A party seeking to enforce an arbitration provision in Connecticut must first present evidence demonstrating an enforceable agreement to arbitrate. Once this party meets its obligation, the party opposing arbitration must submit facts showing a dispute regarding the making of the agreement to arbitrate.

A short-term resident of a nursing home and his wife brought medical negligence and loss of consortium claims against the nursing home in court based on injuries the resident sustained after falling several times during his stay at the nursing home. The nursing home sought to compel arbitration as set forth in the admission agreement.

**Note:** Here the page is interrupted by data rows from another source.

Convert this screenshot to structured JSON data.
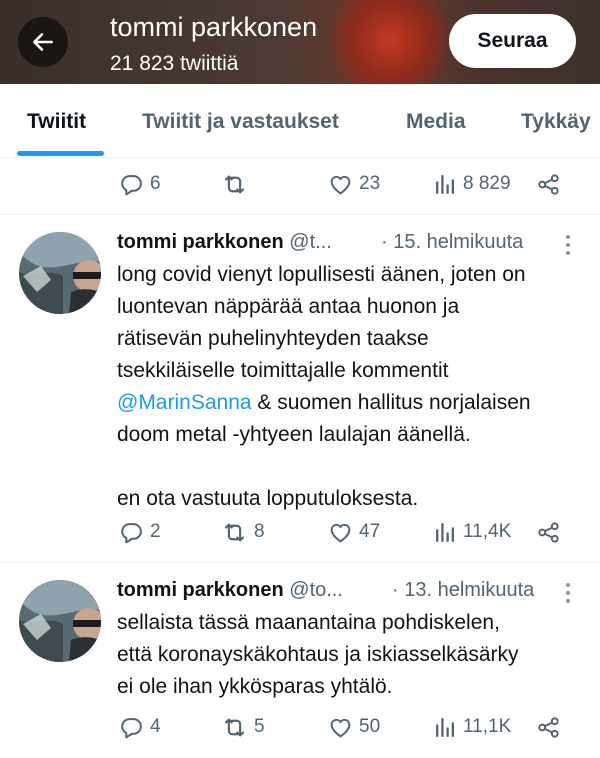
{
  "header": {
    "name": "tommi parkkonen",
    "tweet_count": "21 823 twiittiä",
    "follow_label": "Seuraa"
  },
  "tabs": [
    {
      "label": "Twiitit",
      "active": true
    },
    {
      "label": "Twiitit ja vastaukset",
      "active": false
    },
    {
      "label": "Media",
      "active": false
    },
    {
      "label": "Tykkäy",
      "active": false
    }
  ],
  "colors": {
    "accent": "#1d9bf0",
    "muted": "#536471",
    "text": "#0f1419"
  },
  "top_actions": {
    "replies": "6",
    "likes": "23",
    "views": "8 829"
  },
  "tweets": [
    {
      "name": "tommi parkkonen",
      "handle": "@t...",
      "date": "· 15. helmikuuta",
      "lines": [
        "long covid vienyt lopullisesti äänen, joten on",
        "luontevan näppärää antaa huonon ja",
        "rätisevän puhelinyhteyden taakse",
        "tsekkiläiselle toimittajalle kommentit"
      ],
      "mention": "@MarinSanna",
      "after_mention": " & suomen hallitus norjalaisen",
      "line6": "doom metal -yhtyeen laulajan äänellä.",
      "line8": "en ota vastuuta lopputuloksesta.",
      "replies": "2",
      "retweets": "8",
      "likes": "47",
      "views": "11,4K"
    },
    {
      "name": "tommi parkkonen",
      "handle": "@to...",
      "date": "· 13. helmikuuta",
      "lines": [
        "sellaista tässä maanantaina pohdiskelen,",
        "että koronayskäkohtaus ja iskiasselkäsärky",
        "ei ole ihan ykkösparas yhtälö."
      ],
      "replies": "4",
      "retweets": "5",
      "likes": "50",
      "views": "11,1K"
    }
  ],
  "icons": [
    "back-arrow-icon",
    "reply-icon",
    "retweet-icon",
    "like-icon",
    "views-icon",
    "share-icon",
    "more-icon"
  ]
}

The Superior Court (J.D. New Haven) found that the nursing home presented sufficient evidence that the arbitration provision was enforceable. For example, a nursing home employee read the arbitration provision to him before he signed. The court found this relevant in negating the plaintiffs’ assertion that the resident was on multiple medications and in an “uncertain mental condition” when he signed the admission agreement and that he had already fallen twice at the time he signed it. Other claims brought by the plaintiffs asserted that the arbitration provision did not comply with federal law (42 CFR §483.70(m)), which prohibits a nursing home resident from signing an arbitration agreement as a condition of admission or continued care and requires the facility to ensure that the agreement is explained in a form and manner that the resident understands. The plaintiffs also suggested that the failure of the nursing home to read or explain the agreement to the resident’s wife offended fairness because she had no opportunity to agree to or revoke it.

Ultimately, the court determined that the plaintiffs did not meet their burden of demonstrating that there was an issue as to the making of the agreement to arbitrate. It found that the plaintiffs offered no evidence that the resident was incapable of understanding the agreement when he signed it or that the manner in which the nursing home employee read the agreement to the resident rendered the resident unable to understand it. The court also rejected the plaintiffs’ argument that the nursing home had a duty to provide the resident’s wife with an opportunity to reject the agreement.

Casson v. Meriden Care Center, LLC, 2025 WL 1565065 (May 28, 2025).

While the facts of this case would seem, at first glance, to weigh in favor of the plaintiffs given that the resident had fallen twice by the time he signed the arbitration provision, this case illustrates that arbitration agreements are generally favored by courts in Connecticut as a means of avoiding the formalities, delay and expense of litigation.